This study has been completed.
Sponsor:
ClinicalTrials.gov Identifier:
NCT00153179
First Posted: September 12, 2005
Last Update Posted: July 8, 2013
The safety and scientific validity of this study is the responsibility of the study sponsor and investigators. Listing a study does not mean it has been evaluated by the U.S. Federal Government. Read our disclaimer for details.
Information provided by (Responsible Party):
Mark Alan Creager, MD, Brigham and Women's Hospital
  Purpose
This study will test the hypothesis that reduction in release of free fatty acids from adipocytes will restore insulin-mediated endothelium-dependent vasodilation and skeletal muscle glucose metabolism in subject with type 2 diabetes.
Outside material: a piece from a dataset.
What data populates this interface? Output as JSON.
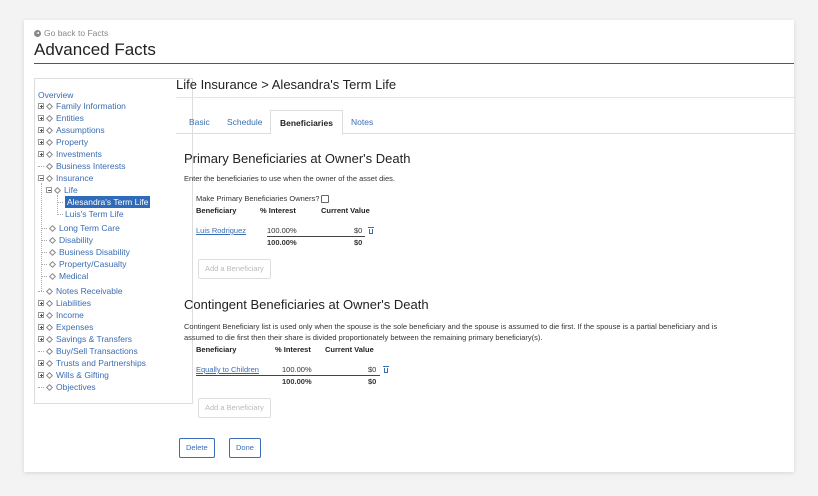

Condition Intervention Phase
Type 2 Diabetes Mellitus Drug: acipimox Drug: placebo Phase 1 Phase 2

Study Type: Interventional
Study Design: Allocation: Randomized
Intervention Model: Crossover Assignment
Masking: Quadruple (Participant, Care Provider, Investigator, Outcomes Assessor)
Primary Purpose: Treatment
Official Title: The Impact of Free Fatty Acid Reduction on Vascular Function and Skeletal Muscle Glucose Utilization in Type 2 Diabetes Mellitus

Further study details as provided by Mark Alan Creager, MD, Brigham and Women's Hospital:

Primary Outcome Measures:
  • Flow-mediated Dilation After Placebo or Acipimox Treatment Between Healthy Controls and Those With Metabolic Syndrome [ Time Frame: 7 days ]
    Flow mediated dilation is calculated as follows: A resting arterial diameter measurement is obtained using the average of 10 EKG-gated ultrasound images. Next, an occlusive pressure is applied (using a blood pressure cuff inflated to a suprasystolic pressure)for a period of 5 minutes. After 5 minutes, the cuff is rapidly deflated. This produces a reactive hyperemic response which is captured via ultrasound at 1 minute post cuff deflation (also 10 EKG-gated images averaged). The diameter of the artery following reactive hyperemia is calculated and compared to the resting diameter to obtain a percent dilation. This is flow-mediated dilation.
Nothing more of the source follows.